ABSTRACT

Anterior temporal lobectomy (ATL) is the most commonly used and the most successful surgical treatment for intractable epilepsy. It is designed to treat a specific surgically remediable epilepsy syndrome: unilateral medial temporal lobe epilepsy. The specific characteristics of medial temporal lobe epilepsy were outlined in two papers from Yale University [1,2]. They include antecedent febrile convulsions in childhood, auras (abdominal/visceral, autonomic, emotional, and olfactory sensations are most common), partial complex seizures, characteristic memory deficits, and seizure onsets in the anterior temporal region. Hippocampal sclerosis is the pathological substrate of medial temporal lobe epilepsy and is present in about 80% of surgical specimens from ATL if foreign tissue lesions are excluded.

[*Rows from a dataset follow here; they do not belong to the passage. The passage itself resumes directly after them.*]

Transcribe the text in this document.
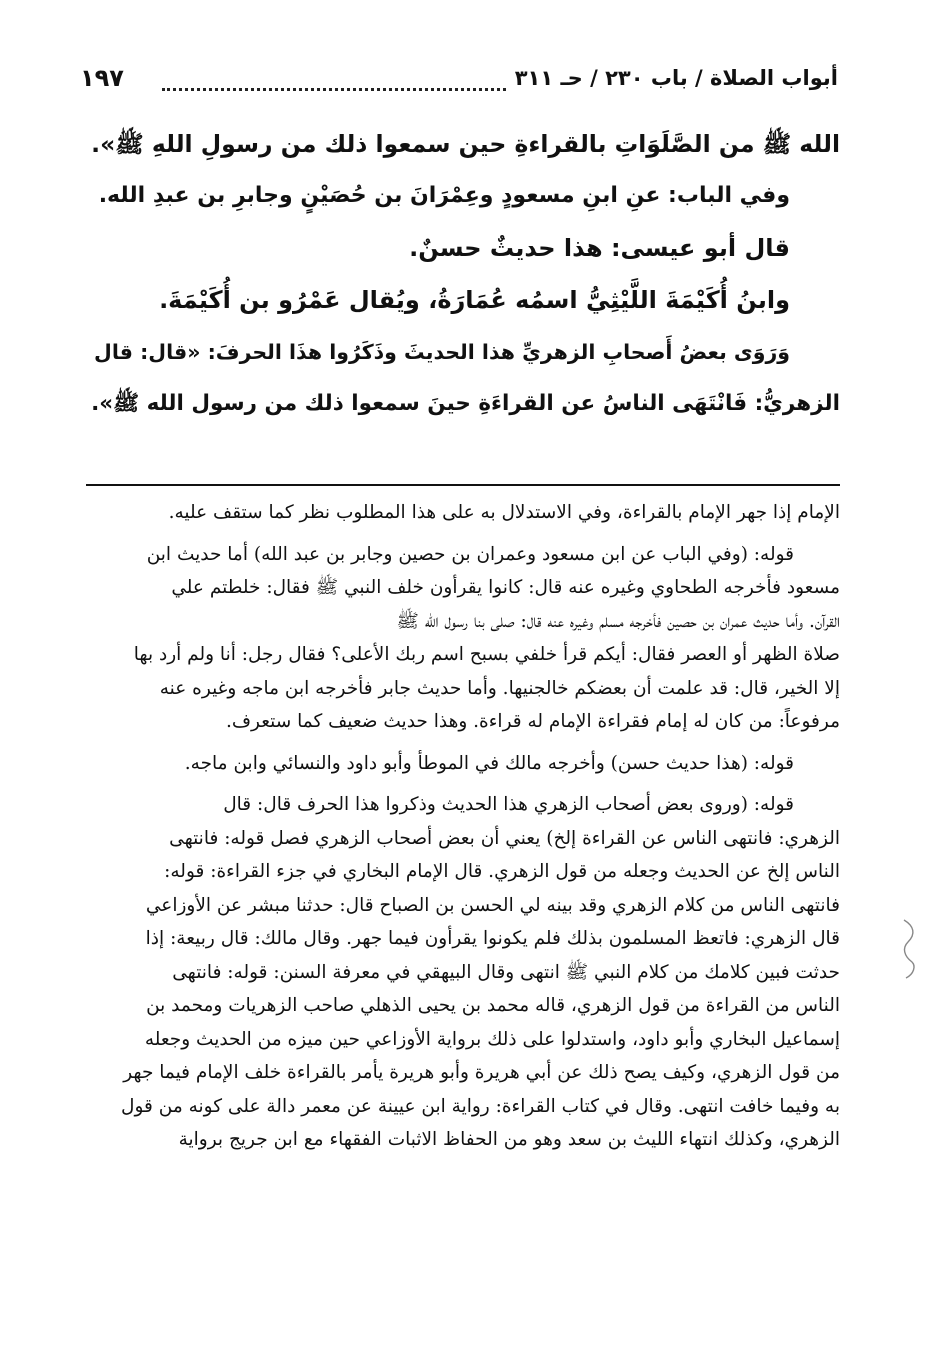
أبواب الصلاة / باب ٢٣٠ / حـ ٣١١
١٩٧

الله ﷺ من الصَّلَوَاتِ بالقراءةِ حين سمعوا ذلك من رسولِ اللهِ ﷺ».

وفي الباب: عنِ ابنِ مسعودٍ وعِمْرَانَ بن حُصَيْنٍ وجابرِ بن عبدِ الله.

قال أبو عيسى: هذا حديثٌ حسنٌ.

وابنُ أُكَيْمَةَ اللَّيْثِيُّ اسمُه عُمَارَةُ، ويُقال عَمْرُو بن أُكَيْمَةَ.

وَرَوَى بعضُ أَصحابِ الزهريِّ هذا الحديثَ وذَكَرُوا هذَا الحرفَ: «قال: قال

الزهريُّ: فَانْتَهَى الناسُ عن القراءَةِ حينَ سمعوا ذلك من رسول الله ﷺ».

الإمام إذا جهر الإمام بالقراءة، وفي الاستدلال به على هذا المطلوب نظر كما ستقف عليه.

قوله: (وفي الباب عن ابن مسعود وعمران بن حصين وجابر بن عبد الله) أما حديث ابن

مسعود فأخرجه الطحاوي وغيره عنه قال: كانوا يقرأون خلف النبي ﷺ فقال: خلطتم علي

القرآن. وأما حديث عمران بن حصين فأخرجه مسلم وغيره عنه قال: صلى بنا رسول الله ﷺ

صلاة الظهر أو العصر فقال: أيكم قرأ خلفي بسبح اسم ربك الأعلى؟ فقال رجل: أنا ولم أرد بها

إلا الخير، قال: قد علمت أن بعضكم خالجنيها. وأما حديث جابر فأخرجه ابن ماجه وغيره عنه

مرفوعاً: من كان له إمام فقراءة الإمام له قراءة. وهذا حديث ضعيف كما ستعرف.

قوله: (هذا حديث حسن) وأخرجه مالك في الموطأ وأبو داود والنسائي وابن ماجه.

قوله: (وروى بعض أصحاب الزهري هذا الحديث وذكروا هذا الحرف قال: قال

الزهري: فانتهى الناس عن القراءة إلخ) يعني أن بعض أصحاب الزهري فصل قوله: فانتهى

الناس إلخ عن الحديث وجعله من قول الزهري. قال الإمام البخاري في جزء القراءة: قوله:

فانتهى الناس من كلام الزهري وقد بينه لي الحسن بن الصباح قال: حدثنا مبشر عن الأوزاعي

قال الزهري: فاتعظ المسلمون بذلك فلم يكونوا يقرأون فيما جهر. وقال مالك: قال ربيعة: إذا

حدثت فبين كلامك من كلام النبي ﷺ انتهى وقال البيهقي في معرفة السنن: قوله: فانتهى

الناس من القراءة من قول الزهري، قاله محمد بن يحيى الذهلي صاحب الزهريات ومحمد بن

إسماعيل البخاري وأبو داود، واستدلوا على ذلك برواية الأوزاعي حين ميزه من الحديث وجعله

من قول الزهري، وكيف يصح ذلك عن أبي هريرة وأبو هريرة يأمر بالقراءة خلف الإمام فيما جهر

به وفيما خافت انتهى. وقال في كتاب القراءة: رواية ابن عيينة عن معمر دالة على كونه من قول

الزهري، وكذلك انتهاء الليث بن سعد وهو من الحفاظ الاثبات الفقهاء مع ابن جريج برواية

It consists of a characteristic pattern of neuronal loss that is most severe in area CA1 with relative sparing of the dentate granule cells and area CA2. Axonal sprouting of the mossy fibers of the dentate granule cells into the dentate inner molecular layer is also seen. The etiology of hippocampal sclerosis and the

exact relationship between the structural changes and seizure initiation remain to be completely understood. Other surgical resections for epilepsy may take place in the temporal lobe, such as foreign tissue lesionectomy or neocortical resections of the temporal cortex, but this chapter will describe the standard ATL for medial temporal lobectomy as modified by Spencer [3].